File photo:Chocolate (Photo: Reuters)
Swedish researchers found that of more than 37,000 men followed for a decade, those who ate the most chocolate had a 17 percent lower risk of stroke than men who avoided chocolate.
The chocolate-loving group typically had the equivalent of a third of a cup of chocolate chips each week.
The study, published in the journal Neurology, is hardly the first to link chocolate to cardiovascular benefits. Several have suggested that chocolate fans have lower rates of certain risks for heart disease and stroke, like high blood pressure.
The current findings are based on 37,100 Swedish men ages 49 to 75 who reported on their usual intake of chocolate and other foods. Over the next 10 years, 1,995 men suffered a first-time stroke.

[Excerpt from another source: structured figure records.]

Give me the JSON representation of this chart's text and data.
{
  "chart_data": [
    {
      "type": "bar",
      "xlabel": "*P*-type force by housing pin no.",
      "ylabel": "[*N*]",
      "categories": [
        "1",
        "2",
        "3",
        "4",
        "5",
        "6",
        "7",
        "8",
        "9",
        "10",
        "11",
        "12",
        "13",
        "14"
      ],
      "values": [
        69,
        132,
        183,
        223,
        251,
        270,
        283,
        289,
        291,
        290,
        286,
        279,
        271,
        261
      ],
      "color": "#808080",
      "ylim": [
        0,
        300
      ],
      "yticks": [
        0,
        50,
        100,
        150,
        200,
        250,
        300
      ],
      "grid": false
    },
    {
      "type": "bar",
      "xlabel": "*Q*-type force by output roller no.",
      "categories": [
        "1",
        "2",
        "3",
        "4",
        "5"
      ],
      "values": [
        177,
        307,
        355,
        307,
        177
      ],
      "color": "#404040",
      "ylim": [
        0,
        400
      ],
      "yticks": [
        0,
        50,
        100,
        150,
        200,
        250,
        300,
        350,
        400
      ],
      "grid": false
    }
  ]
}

Among men in the top 25 percent for chocolate intake, the stroke rate was 73 per 100,000 men per year.
That compared with a rate of 85 per 100,000 among men who ate the least chocolate, report the researchers, led by Susanna Larsson of the Karolinska Institute in Stockholm.
Larsson's team had information on some other factors - like the men's weight and other diet habits, whether they smoked and whether they had high blood pressure. Even with those things considered, men who ate the most chocolate had a 17 percent lower stroke risk.
Still, Libman said, there could be unmeasured factors that would account for the chocolate-stroke connection.
It's always possible, he noted, that men who ate chocolate were already in generally better health, and saw themselves that way. So they might have felt freer to "indulge" in chocolate than other men did.
‘JUST A THEORY'
There are reasons to believe chocolate could have real effects. "The beneficial effect of chocolate consumption on stroke may be related to the flavonoids in chocolate," Larsson said in a written release from the journal. (She could not be reached for comment.)
Flavonoids are compounds that act as antioxidants and may, based on studies, have positive effects on blood pressure, cholesterol and blood vessel function.
For women who are wondering if the current findings might apply to them, Larsson's team found similar results in a study of 33,000 Swedish women last year. But the same caveats also apply.